LAST UPDATE: 16:59
European energy prices are “jumping” by 13.65%, with the megawatt hour currently hovering at 136.75 euros, following the intensification of the “energy war” by Russia, which reduced supplies through a larger connection to the continent. in less than half the usual quantities, according to Bloomberg.
Supply cuts are hitting Europe, with Engie, Uniper and OMV AV reporting lower commissions. Germany has described the cuts through the Nord Stream pipeline as “politically motivated” and aimed at disrupting markets, disputing a statement from Russian energy company Gazprom that the outage was due to technical issues.
It is noted that Gazprom has started early this morning to reduce the volume of gas it supplies to Germany via the Nord Stream 1 pipeline to 67 million cubic meters per day.
The new reduction in gas supplies came after the company had announced the day before yesterday, Tuesday, that it would reduce the maximum daily amount of gas supplies to 100 million cubic meters, from 167 million cubic meters.
Overall, the latest cut represents a reduction of about 60% in gas supplies to Germany in just two days.
European countries have been worried for months about cuts in Russian supplies in retaliation for sanctions imposed on Moscow over its invasion of Ukraine. This crisis could “boost” inflation even higher. Germany has already activated the first phase of a three-step emergency plan to ensure security of supply and may be forced to take further action if the cuts intensify. Berlin, however, said it could provide alternative supplies at this time.
The energy crisis is exacerbated by the supply crisis created by a major disruption in the US. In particular, a major liquefied natural gas (LNG) export facility in Texas – Europe’s vital source of supply – will remain closed for longer than originally expected following a fire last week.
Europe, which relied on US LNG to fill the gap left by declining Russian flows, may need to compete more fiercely with Asian buyers to secure shipments as the bloc rushes to replenish storage facilities before demand peak again in winter.
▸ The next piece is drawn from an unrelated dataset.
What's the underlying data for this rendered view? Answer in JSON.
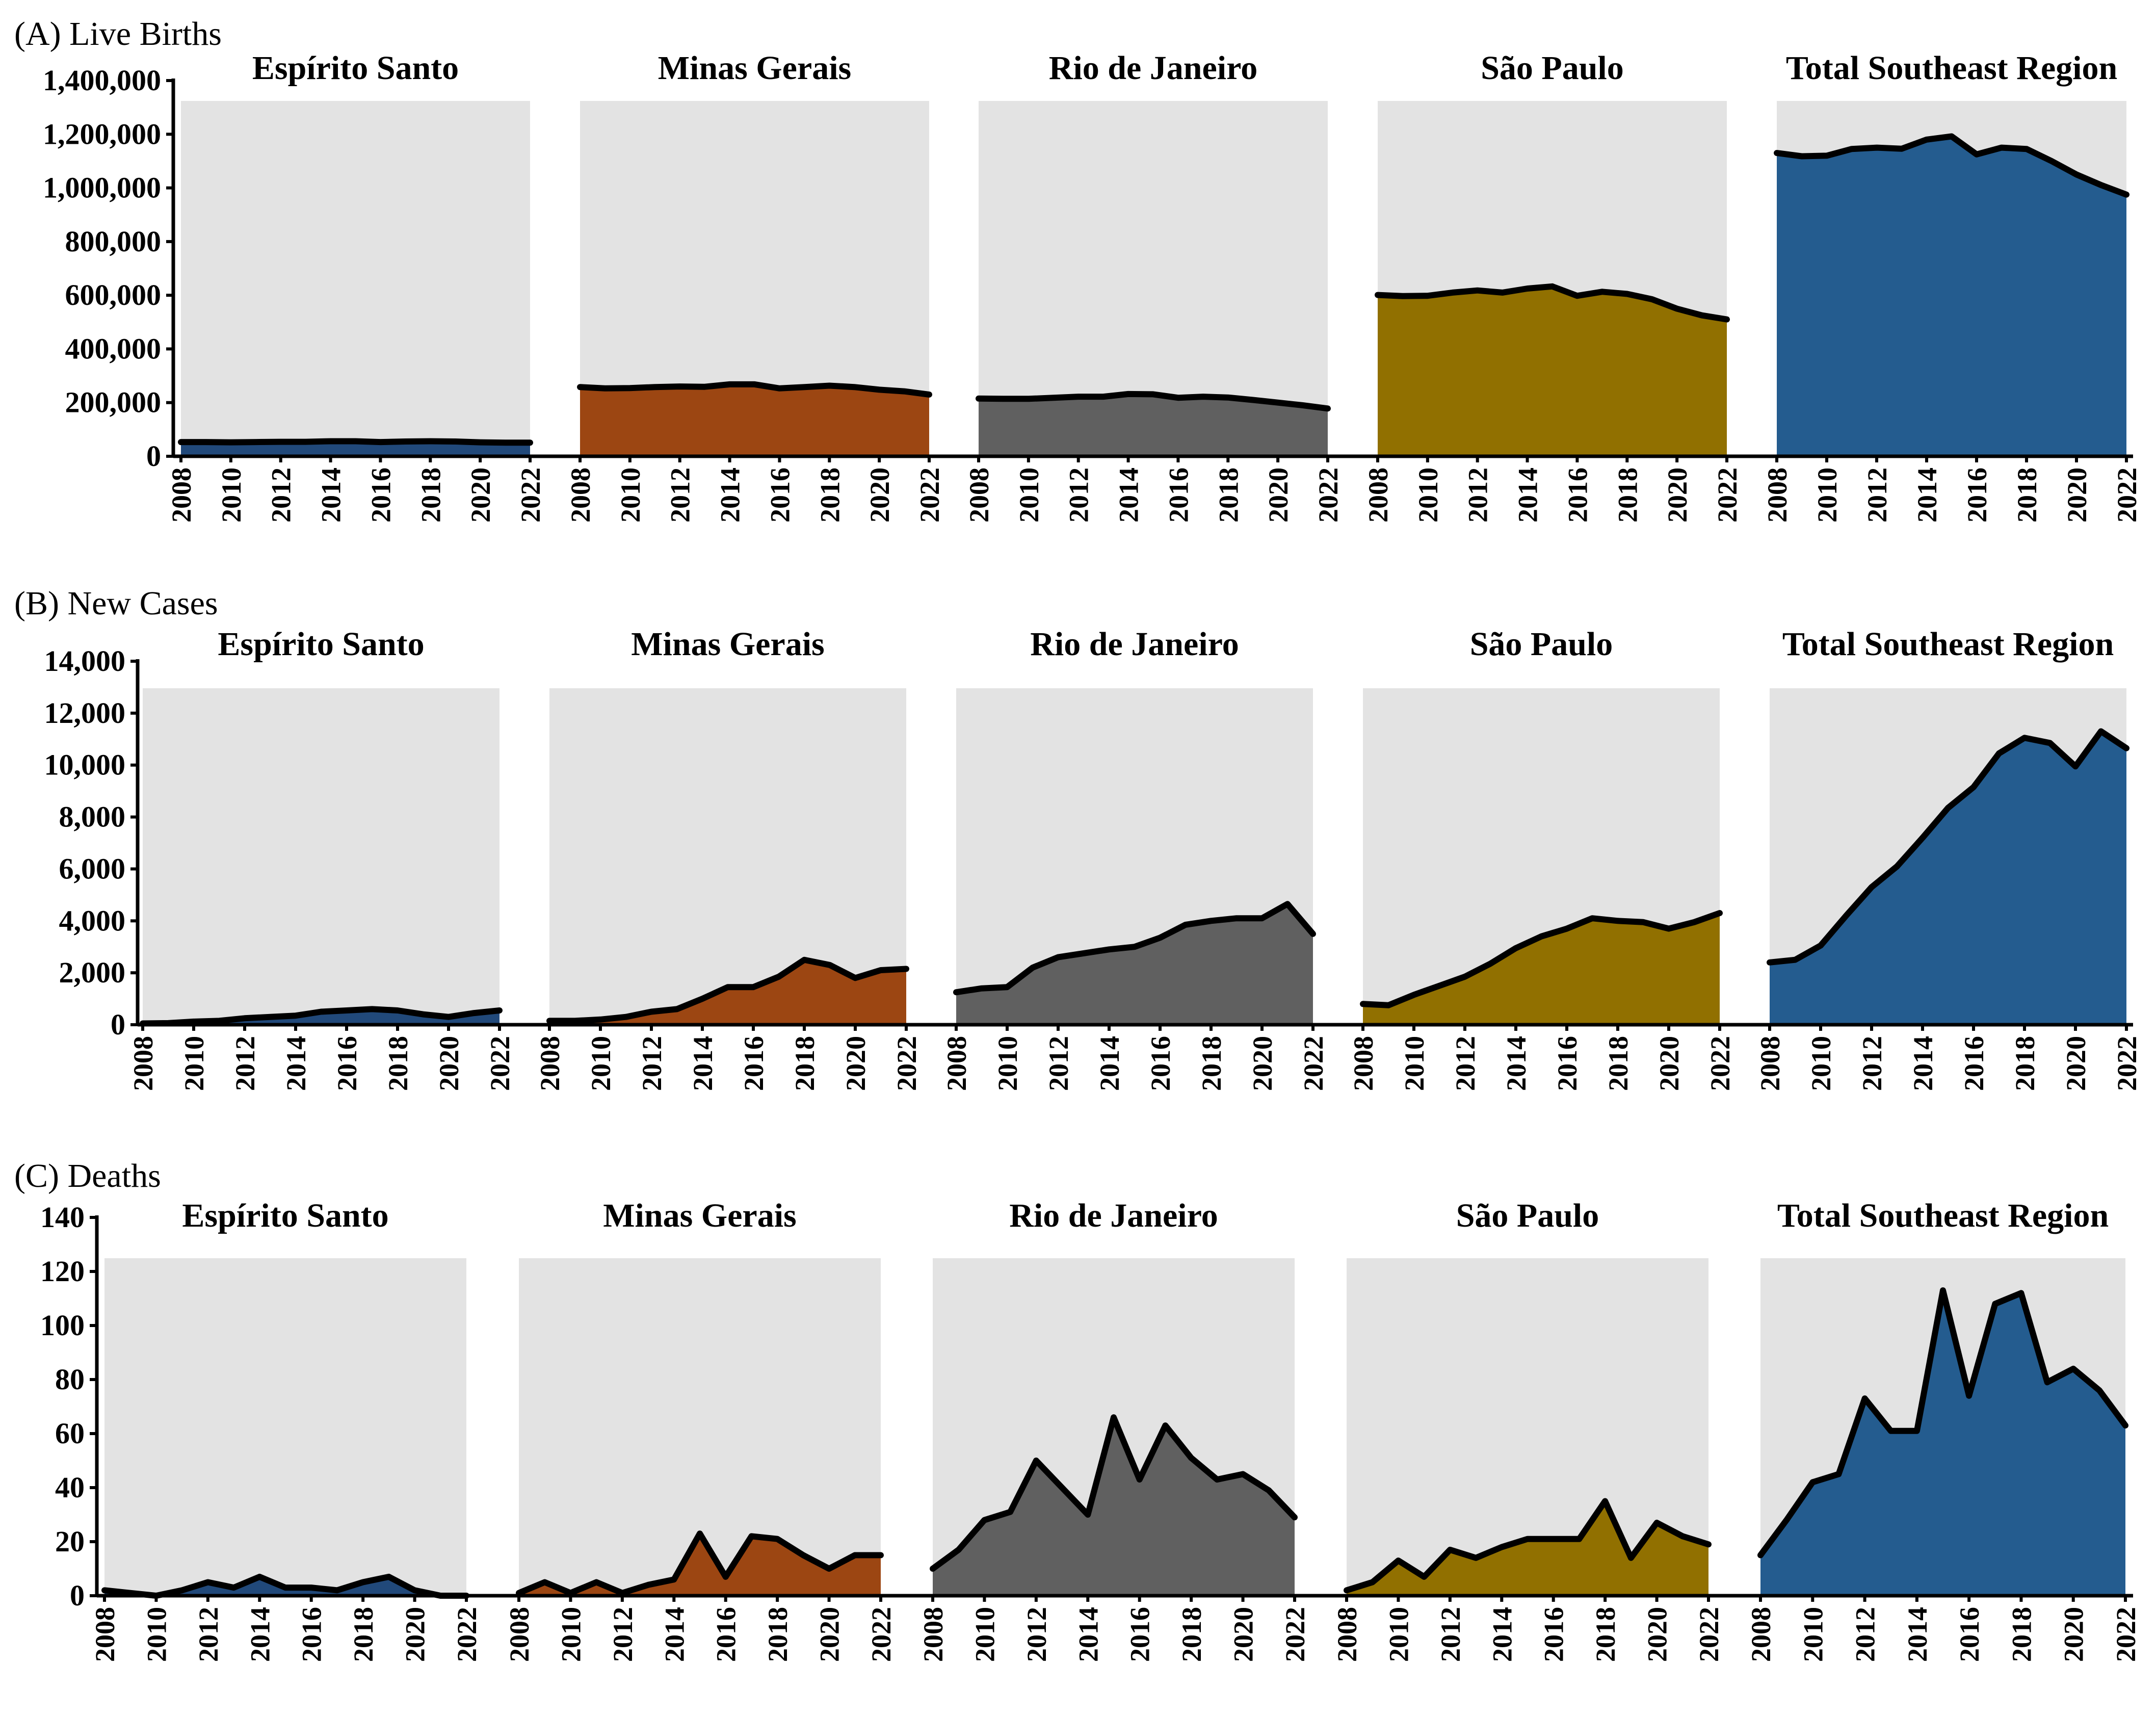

In this climate, the Dutch futures contract – the European benchmark – rose 10% to $ 132.70 per megawatt hour. Earlier, prices rose to the highest intra-conference level since March 11. The corresponding British contract increases by 1%.
Cuts are raising prices in Asia as well. According to traders, Asian spot LNG prices on Thursday rose more than $ 30 per million British thermal units for the first time since April. This is the highest level for this time of year and is a “jump” of about 50% in the last month.
Further disruptions to gas or LNG flows could boost prices. “If there was another downturn like the one at Freeport LNG in the US, prices could easily jump 50%,” said Ron Smith, senior oil and gas analyst at BCS Global Markets.